For information, call the Coleman National Fish Hatchery at (530) 365-8622.

Current fishing
The weather is cooling, especially at night. In many areas throughout the Sierra, it has gotten downright chilly with temps dropping below freezing.
While few lakes have turned over, they soon will. The colder water nearer the bottom of the lake comes to the top and the warmer water is in the deeper range. Once lakes turn over, fish will be much more accessible, as they follow the cooler water.
All you need to do is dress in layers. It might be cool at first light, but as the sun gets higher, it can get warm.
Fort Bragg: It was reported here a couple of weeks ago that tuna were in, so in following the warm water currents that boats only had to venture three miles out. Besides all the party boats, Noyo Harbor launching ramps were jammed with lines of private boaters wanting in on the action. The nearby action, however, cooled off.
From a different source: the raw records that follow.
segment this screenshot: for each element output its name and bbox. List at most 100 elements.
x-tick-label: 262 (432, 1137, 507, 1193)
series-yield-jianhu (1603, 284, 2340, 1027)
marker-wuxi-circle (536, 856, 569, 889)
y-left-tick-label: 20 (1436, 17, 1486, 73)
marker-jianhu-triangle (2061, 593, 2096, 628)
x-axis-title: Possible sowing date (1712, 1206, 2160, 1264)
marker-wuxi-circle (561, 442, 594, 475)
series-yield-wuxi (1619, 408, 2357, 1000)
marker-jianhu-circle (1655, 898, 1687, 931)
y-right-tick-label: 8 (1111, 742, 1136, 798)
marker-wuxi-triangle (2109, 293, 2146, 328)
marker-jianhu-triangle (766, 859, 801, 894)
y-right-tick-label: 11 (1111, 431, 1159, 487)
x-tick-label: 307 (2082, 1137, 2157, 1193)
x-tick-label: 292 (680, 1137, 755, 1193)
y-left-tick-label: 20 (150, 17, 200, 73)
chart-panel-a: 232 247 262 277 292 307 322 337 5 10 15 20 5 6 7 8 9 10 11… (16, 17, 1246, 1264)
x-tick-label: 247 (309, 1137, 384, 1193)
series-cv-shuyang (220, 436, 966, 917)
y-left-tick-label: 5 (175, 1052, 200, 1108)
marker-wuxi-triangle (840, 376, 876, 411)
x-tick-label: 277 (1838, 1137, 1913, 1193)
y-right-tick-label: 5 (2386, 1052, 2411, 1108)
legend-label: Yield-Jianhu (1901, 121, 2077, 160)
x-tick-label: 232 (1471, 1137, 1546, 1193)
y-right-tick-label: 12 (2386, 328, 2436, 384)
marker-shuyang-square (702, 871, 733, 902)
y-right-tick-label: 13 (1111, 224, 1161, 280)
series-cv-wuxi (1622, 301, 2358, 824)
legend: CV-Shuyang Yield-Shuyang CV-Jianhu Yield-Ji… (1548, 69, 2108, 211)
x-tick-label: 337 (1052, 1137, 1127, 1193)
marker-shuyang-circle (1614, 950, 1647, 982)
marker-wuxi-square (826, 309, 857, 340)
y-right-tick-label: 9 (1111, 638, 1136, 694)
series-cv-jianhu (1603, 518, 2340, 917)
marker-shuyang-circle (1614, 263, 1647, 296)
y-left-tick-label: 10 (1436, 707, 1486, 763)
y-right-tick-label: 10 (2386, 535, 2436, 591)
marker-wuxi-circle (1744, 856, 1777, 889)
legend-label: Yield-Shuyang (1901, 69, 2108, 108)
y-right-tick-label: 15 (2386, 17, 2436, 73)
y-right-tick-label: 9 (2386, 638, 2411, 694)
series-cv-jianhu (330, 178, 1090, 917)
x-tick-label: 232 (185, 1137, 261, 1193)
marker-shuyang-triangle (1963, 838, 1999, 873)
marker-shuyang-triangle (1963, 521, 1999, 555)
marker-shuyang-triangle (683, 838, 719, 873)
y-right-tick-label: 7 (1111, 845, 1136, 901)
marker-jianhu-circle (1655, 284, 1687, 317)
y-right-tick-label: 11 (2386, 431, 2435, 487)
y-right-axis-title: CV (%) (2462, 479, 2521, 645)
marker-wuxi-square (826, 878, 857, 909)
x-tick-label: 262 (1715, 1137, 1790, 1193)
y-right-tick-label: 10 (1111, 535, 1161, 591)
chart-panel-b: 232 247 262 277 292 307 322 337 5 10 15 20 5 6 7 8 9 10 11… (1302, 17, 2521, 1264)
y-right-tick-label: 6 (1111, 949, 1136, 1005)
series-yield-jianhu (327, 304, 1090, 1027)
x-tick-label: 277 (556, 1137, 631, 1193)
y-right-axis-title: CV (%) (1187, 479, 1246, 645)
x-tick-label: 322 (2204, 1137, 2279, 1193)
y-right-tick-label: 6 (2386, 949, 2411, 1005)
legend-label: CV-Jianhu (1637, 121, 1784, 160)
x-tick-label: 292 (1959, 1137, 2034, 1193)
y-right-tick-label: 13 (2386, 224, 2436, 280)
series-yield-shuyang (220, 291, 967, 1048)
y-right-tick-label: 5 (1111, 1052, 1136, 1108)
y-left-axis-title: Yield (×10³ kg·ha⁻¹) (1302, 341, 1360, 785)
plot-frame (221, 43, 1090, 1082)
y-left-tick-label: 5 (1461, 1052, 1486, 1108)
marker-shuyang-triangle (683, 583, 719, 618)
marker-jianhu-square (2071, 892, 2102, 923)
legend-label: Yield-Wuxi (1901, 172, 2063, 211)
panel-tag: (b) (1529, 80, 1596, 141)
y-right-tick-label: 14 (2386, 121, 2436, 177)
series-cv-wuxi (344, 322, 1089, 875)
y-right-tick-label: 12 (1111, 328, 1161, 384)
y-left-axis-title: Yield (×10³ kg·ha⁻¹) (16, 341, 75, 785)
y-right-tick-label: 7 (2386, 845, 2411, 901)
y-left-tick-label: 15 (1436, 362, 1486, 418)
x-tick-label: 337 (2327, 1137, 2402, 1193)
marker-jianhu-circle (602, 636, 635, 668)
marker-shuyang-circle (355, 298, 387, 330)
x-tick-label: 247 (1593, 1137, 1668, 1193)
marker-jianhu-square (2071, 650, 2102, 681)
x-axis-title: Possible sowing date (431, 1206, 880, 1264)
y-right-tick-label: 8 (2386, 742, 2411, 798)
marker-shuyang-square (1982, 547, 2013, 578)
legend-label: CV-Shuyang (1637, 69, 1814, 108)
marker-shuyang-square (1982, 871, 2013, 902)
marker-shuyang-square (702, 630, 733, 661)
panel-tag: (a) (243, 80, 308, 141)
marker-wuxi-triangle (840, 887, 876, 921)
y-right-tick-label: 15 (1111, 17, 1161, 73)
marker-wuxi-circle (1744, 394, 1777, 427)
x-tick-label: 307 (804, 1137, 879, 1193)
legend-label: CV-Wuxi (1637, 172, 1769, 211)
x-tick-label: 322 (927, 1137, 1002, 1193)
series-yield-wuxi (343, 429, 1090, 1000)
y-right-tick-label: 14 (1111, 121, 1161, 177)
Lake Davis: Good for trollers and worth the try for the shore-bound caster. Trollers are hauling a variety of lures to nail rainbows to 18 inches. No boat? Concentrate your shore fishing around Fairview or at Mallard. Soaking a crawler or Power Bait should get you bites. Nearby Frenchman Lake is at only 40 percent capacity, but trollers are nailing rainbows by working the water around Crystal Point from the ramp to the dam and around Lunker Point. Work the 30-foot range of water with your lure of crawler down no more than 15 feet.
Loon Lake: It’s a long haul to get to this lake at the edge of Desolation, but if you go now, you can get into the feeding frenzy that has kicked into high gear. Limits are common. Further down the hill, the bite is slow at Union Valley Reservoir. You can put in time and find a mackinaw or two here and there, though. Ice House Reservoir, because of a plant, has been producing for shore casters and trollers.
Clear Lake: The major problem here is the lake gets a tremendous amount of algae growth in the warmer months because of its shallow depths. The good news is the lake is clearing. The bite is perking up for those tossing all kinds of hardware that include deep-diving cranks, ripbaits, chatterbaits and rattlebaits. It’s best at the northern end of the lake.
Camp Far West: Bass to 4 pounds have been nailed, chomping on plastic offerings. Head up into the Rock Creek arm. Put on the coat and light the lantern. Night catfishing is good. South shore gate is locked down for the season, and the North Shore now opens at 7 a.m.
Lake Pardee: Sunday, Oct. 31, is the final day of fishing until the lake reopens in February 2011. The opening date hasn’t been announced.